How to build a private brand

A new white paper titled “Build and sustain your private brands with a greater level of success in the face of rapid change” elaborates heavily on the importance of private brand marketing and its execution.

Consumers rely heavily on the reputation of the retailer when selecting a product that is offered elsewhere. With the competition for consumer loyalty heating up, retailers must address the new generation of private brands in the world of rapid change in competition, shopper demographics and taste/functionality trends in products that consumers want to purchase and from where they wish to purchase them.

This requires new thinking and a new execution strategy. A new white paper titled, “Build and sustain your private brands with a greater level of success in the face of rapid change,” elaborates heavily on the importance of private brand marketing and its execution.

The white paper was written by Tom Stephens, a global expert in private label strategy and a member of the Private Label Hall of Fame. Here are some of its main points:

Develop a private brand portfolio
The first issue for retailers to address is whether they adopt a “one brand fits all” strategy, or multiple branding strategies across departments and specific segments. The basic approach from a historical perspective has been the one brand approach. For example, some have used a “Good, Better, Best” method with private brands. This concept was firmly established by the discounters ALDI and Lidl across the globe. Multiple brands across multiple departments. Separate brands for wine, confectionery, meals, fresh meat, dairy, cleaning, health and the list goes on.
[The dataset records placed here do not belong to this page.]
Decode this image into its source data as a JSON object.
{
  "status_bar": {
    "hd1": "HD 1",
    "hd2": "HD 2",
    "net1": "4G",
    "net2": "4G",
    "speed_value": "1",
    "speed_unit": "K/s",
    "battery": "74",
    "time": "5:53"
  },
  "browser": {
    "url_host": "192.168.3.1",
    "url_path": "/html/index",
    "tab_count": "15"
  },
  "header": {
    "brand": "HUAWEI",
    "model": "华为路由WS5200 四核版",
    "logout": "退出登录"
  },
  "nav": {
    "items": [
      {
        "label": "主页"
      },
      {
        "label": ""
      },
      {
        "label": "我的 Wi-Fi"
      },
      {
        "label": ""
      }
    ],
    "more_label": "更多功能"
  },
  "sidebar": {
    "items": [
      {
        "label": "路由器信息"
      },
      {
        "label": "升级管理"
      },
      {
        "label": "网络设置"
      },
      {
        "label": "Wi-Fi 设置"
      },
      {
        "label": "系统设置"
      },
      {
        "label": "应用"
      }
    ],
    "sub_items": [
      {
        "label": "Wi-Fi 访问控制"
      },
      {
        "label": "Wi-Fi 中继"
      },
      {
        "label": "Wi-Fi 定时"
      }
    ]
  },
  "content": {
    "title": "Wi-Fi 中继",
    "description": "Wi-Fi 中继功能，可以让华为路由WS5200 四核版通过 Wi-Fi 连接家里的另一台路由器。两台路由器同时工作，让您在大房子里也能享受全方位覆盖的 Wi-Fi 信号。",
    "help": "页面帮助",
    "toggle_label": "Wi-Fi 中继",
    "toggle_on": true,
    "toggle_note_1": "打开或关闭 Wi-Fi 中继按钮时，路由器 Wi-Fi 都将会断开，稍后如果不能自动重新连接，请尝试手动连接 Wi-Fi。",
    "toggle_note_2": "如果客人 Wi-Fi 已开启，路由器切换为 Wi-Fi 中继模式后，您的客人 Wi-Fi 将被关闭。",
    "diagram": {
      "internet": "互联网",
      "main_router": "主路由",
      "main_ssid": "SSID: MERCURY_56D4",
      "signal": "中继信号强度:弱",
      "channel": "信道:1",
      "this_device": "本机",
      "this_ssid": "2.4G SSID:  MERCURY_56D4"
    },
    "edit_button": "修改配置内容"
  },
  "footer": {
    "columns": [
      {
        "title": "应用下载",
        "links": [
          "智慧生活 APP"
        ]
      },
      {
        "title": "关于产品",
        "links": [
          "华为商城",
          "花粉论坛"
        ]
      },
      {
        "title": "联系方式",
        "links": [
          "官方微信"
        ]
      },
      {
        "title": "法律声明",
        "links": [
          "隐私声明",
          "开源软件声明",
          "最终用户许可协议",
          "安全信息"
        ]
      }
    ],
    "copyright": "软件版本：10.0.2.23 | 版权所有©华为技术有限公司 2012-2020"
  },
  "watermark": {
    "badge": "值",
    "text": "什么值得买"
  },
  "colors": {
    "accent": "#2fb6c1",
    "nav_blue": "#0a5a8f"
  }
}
Maintain package design management
The Good, Better, Best strategy was fairly easy to manage. Layout, colors, photography or sketch, function or lifestyle were easy to articulate. But then came new ideas from product development, which demanded different communication skills. Many retailers fell for the beauty of the design rather than marrying the look to the function of the contents. Many great design companies can deliver designs for maximum impact, but an imprecise design can fail to convey the contents of the product.

Packaging design also needs to work both offline and online. For online, this means both the look of the packaging as a digital image but also for extended information and stories about the product, its origins, sustainability credentials and so on. These need to be presented consistently and have a tone of voice that brings out the essence of the brand.

Build a product development strategy
All the technical and analytical skills in the world cannot deliver a better tasting, more functional, healthier or more desirable product. It is in retailers’ ability to find the winning items that they will succeed in the new era of demographic challenges, better examples of innovation and faster delivery to the consumer.

There are three basic models of product development. First, the “do it yourself” method, which started at Marks and Spencer and now resonates globally. A dedicated team of “foodies” and “super users” that live, eat and breathe the world of tomorrow’s trends and tastes.

The second model is the “Food Warrior,” which spends time watching trends and reading about them. Visiting trade and specialty shows the world over and haunting the aisles of trend-setting specialty retailers on a global basis.

The third and final model is the most common. The “let them come to you” strategy. This basically means sitting in front of a computer with access to some hopefully meaningful real data and doing category reviews on a regular (annual?) basis.

Strategizing the buying and development of products needs a whole host of consumer understanding, science, taste and experience in a product development team that knows the trends and working in conjunction with fast-moving savvy manufacturers that share a common vision of getting “truly innovative products to market.” And it needs a communication platform to bring them together.